FINO A CHE PUNTO SI SPINGE IL DIRITTO DI CRITICA… D’ARTE?

I CASI LEGALI NEL MONDO DELL’ARTE

Di Marina Isaia

 

Il caso di cui ci occupiamo ci fornisce l’occasione per compiere un brevissimo excursus sulle pronunce in tema di diritto di critica/diffamazione di opere intellettuali.

Qualche mese fa la corte di Appello di Milano, con sentenza pubblicata il 20 maggio 2019, ha confermato quanto la sentenza di primo grado emessa dal Trib. Milano, il 6 luglio 2017, che avevaritenuto Vittorio Sgarbi responsabile dei reati di ingiuria e di diffamazione nei confronti del critico Sebastiano Grasso, aumentando peraltro l’ammontare del risarcimento del danno in modo considerevole (da 1.000 a 24.000 euro).

Tutto ebbe origine nel 2011 quando Sgarbi fu chiamato a curare il Padiglione Italia della 54° Biennale di Venezia, battezzandolo L’arte non è cosa nostra. Un titolo programmatico che nel suo stile voleva essere una polemica verso la “mafia dell’arte” in cui, secondo il critico ferrarese, i curatori e i critici “indipendenti” spadroneggiano, facendo emergere solo gli artisti da loro “protetti”. E così Sgarbi decise di far selezionare gli artisti che avrebbero partecipato non da parte di addetti ai lavori, ma da personalità del mondo della cultura e dello spettacolo, da Claudio Magris a Stefano Zecchi, da Vladimir Luxuria a Elio Fiorucci.

Ne uscì un Padiglione Italia – lo si ricorderà – fortemente criticato, definito “sgangherato e pleonastico” da Renato Barilli o “strampalato” da Sebastiano Grasso, in un articolo apparso il 5 giugno 2011 sul Corriere della Sera dal titolo Padiglione Sgarbi: esempio di una vicenda molto di famiglia.

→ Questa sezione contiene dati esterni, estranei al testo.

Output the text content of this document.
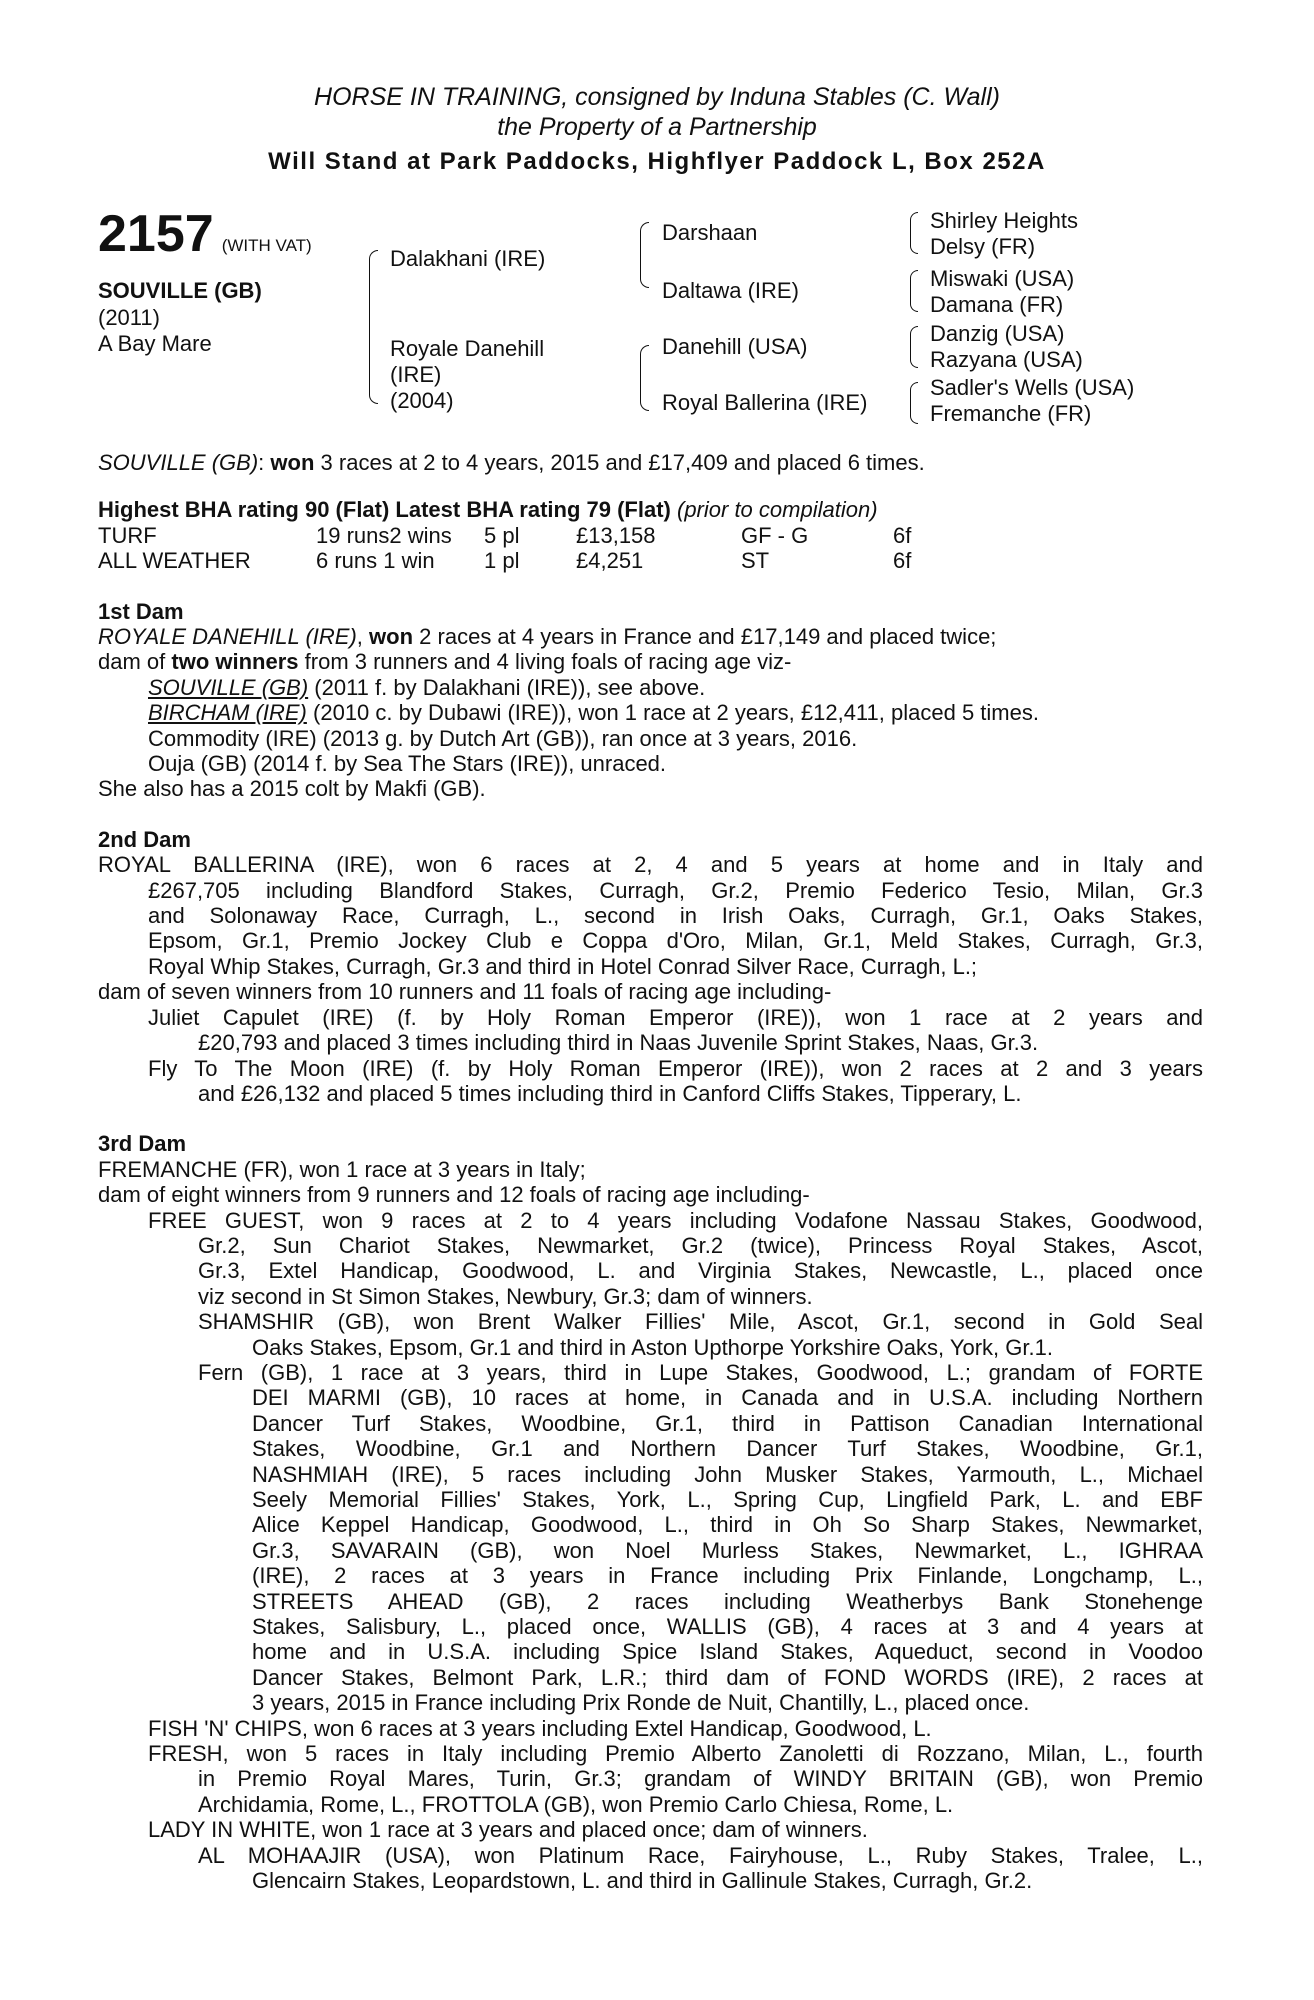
HORSE IN TRAINING, consigned by Induna Stables (C. Wall)
the Property of a Partnership
Will Stand at Park Paddocks, Highflyer Paddock L, Box 252A
2157 (WITH VAT)
SOUVILLE (GB)
(2011)
A Bay Mare
Dalakhani (IRE)
Royale Danehill
(IRE)
(2004)
Darshaan
Daltawa (IRE)
Danehill (USA)
Royal Ballerina (IRE)
Shirley Heights
Delsy (FR)
Miswaki (USA)
Damana (FR)
Danzig (USA)
Razyana (USA)
Sadler's Wells (USA)
Fremanche (FR)
SOUVILLE (GB): won 3 races at 2 to 4 years, 2015 and £17,409 and placed 6 times.
Highest BHA rating 90 (Flat) Latest BHA rating 79 (Flat) (prior to compilation)
TURF	19 runs2 wins 5 pl	£13,158	GF - G	6f
ALL WEATHER	6 runs 1 win 1 pl	£4,251	ST	6f
1st Dam
ROYALE DANEHILL (IRE), won 2 races at 4 years in France and £17,149 and placed twice;
dam of two winners from 3 runners and 4 living foals of racing age viz-
SOUVILLE (GB) (2011 f. by Dalakhani (IRE)), see above.
BIRCHAM (IRE) (2010 c. by Dubawi (IRE)), won 1 race at 2 years, £12,411, placed 5 times.
Commodity (IRE) (2013 g. by Dutch Art (GB)), ran once at 3 years, 2016.
Ouja (GB) (2014 f. by Sea The Stars (IRE)), unraced.
She also has a 2015 colt by Makfi (GB).
2nd Dam
ROYAL BALLERINA (IRE), won 6 races at 2, 4 and 5 years at home and in Italy and
£267,705 including Blandford Stakes, Curragh, Gr.2, Premio Federico Tesio, Milan, Gr.3
and Solonaway Race, Curragh, L., second in Irish Oaks, Curragh, Gr.1, Oaks Stakes,
Epsom, Gr.1, Premio Jockey Club e Coppa d'Oro, Milan, Gr.1, Meld Stakes, Curragh, Gr.3,
Royal Whip Stakes, Curragh, Gr.3 and third in Hotel Conrad Silver Race, Curragh, L.;
dam of seven winners from 10 runners and 11 foals of racing age including-
Juliet Capulet (IRE) (f. by Holy Roman Emperor (IRE)), won 1 race at 2 years and
£20,793 and placed 3 times including third in Naas Juvenile Sprint Stakes, Naas, Gr.3.
Fly To The Moon (IRE) (f. by Holy Roman Emperor (IRE)), won 2 races at 2 and 3 years
and £26,132 and placed 5 times including third in Canford Cliffs Stakes, Tipperary, L.
3rd Dam
FREMANCHE (FR), won 1 race at 3 years in Italy;
dam of eight winners from 9 runners and 12 foals of racing age including-
FREE GUEST, won 9 races at 2 to 4 years including Vodafone Nassau Stakes, Goodwood,
Gr.2, Sun Chariot Stakes, Newmarket, Gr.2 (twice), Princess Royal Stakes, Ascot,
Gr.3, Extel Handicap, Goodwood, L. and Virginia Stakes, Newcastle, L., placed once
viz second in St Simon Stakes, Newbury, Gr.3; dam of winners.
SHAMSHIR (GB), won Brent Walker Fillies' Mile, Ascot, Gr.1, second in Gold Seal
Oaks Stakes, Epsom, Gr.1 and third in Aston Upthorpe Yorkshire Oaks, York, Gr.1.
Fern (GB), 1 race at 3 years, third in Lupe Stakes, Goodwood, L.; grandam of FORTE
DEI MARMI (GB), 10 races at home, in Canada and in U.S.A. including Northern
Dancer Turf Stakes, Woodbine, Gr.1, third in Pattison Canadian International
Stakes, Woodbine, Gr.1 and Northern Dancer Turf Stakes, Woodbine, Gr.1,
NASHMIAH (IRE), 5 races including John Musker Stakes, Yarmouth, L., Michael
Seely Memorial Fillies' Stakes, York, L., Spring Cup, Lingfield Park, L. and EBF
Alice Keppel Handicap, Goodwood, L., third in Oh So Sharp Stakes, Newmarket,
Gr.3, SAVARAIN (GB), won Noel Murless Stakes, Newmarket, L., IGHRAA
(IRE), 2 races at 3 years in France including Prix Finlande, Longchamp, L.,
STREETS AHEAD (GB), 2 races including Weatherbys Bank Stonehenge
Stakes, Salisbury, L., placed once, WALLIS (GB), 4 races at 3 and 4 years at
home and in U.S.A. including Spice Island Stakes, Aqueduct, second in Voodoo
Dancer Stakes, Belmont Park, L.R.; third dam of FOND WORDS (IRE), 2 races at
3 years, 2015 in France including Prix Ronde de Nuit, Chantilly, L., placed once.
FISH 'N' CHIPS, won 6 races at 3 years including Extel Handicap, Goodwood, L.
FRESH, won 5 races in Italy including Premio Alberto Zanoletti di Rozzano, Milan, L., fourth
in Premio Royal Mares, Turin, Gr.3; grandam of WINDY BRITAIN (GB), won Premio
Archidamia, Rome, L., FROTTOLA (GB), won Premio Carlo Chiesa, Rome, L.
LADY IN WHITE, won 1 race at 3 years and placed once; dam of winners.
AL MOHAAJIR (USA), won Platinum Race, Fairyhouse, L., Ruby Stakes, Tralee, L.,
Glencairn Stakes, Leopardstown, L. and third in Gallinule Stakes, Curragh, Gr.2.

In questo articolo in particolare Grasso metteva in luce come dal suo punto di vista le scelte di Sgarbi fossero dettate (o avessero avuto come conseguenza) in realtà proprio quello che lo stesso si era promesso di combattere: vale a dire il clientelismo e l’opportunismo nella scelta degli artisti.

Apriti cielo! Sgarbi queste ultime critiche non le digerì e tra giugno e agosto di quell’anno inviò a Grasso numerosi SMS “di contenuto evidentemente offensivo” e “lesivo della dignità e del decoro” del destinatario e dopo averlo definito un “sedicente poeta” affermava che lo stesso, negli anni in cui era stato responsabile della pagina culturale del Corriere della Sera, “ne aveva fatto una riserva di favori e dispetti tanto da mortificarla in una dimensione provinciale e senza alcun respiro culturale”.

Ecco, fino a che punto un critico (d’arte, letterario, musicale, teatrale, ecc.) e/o giornalista può spingersi nelle sue valutazioni nei confronti dell’operato altrui?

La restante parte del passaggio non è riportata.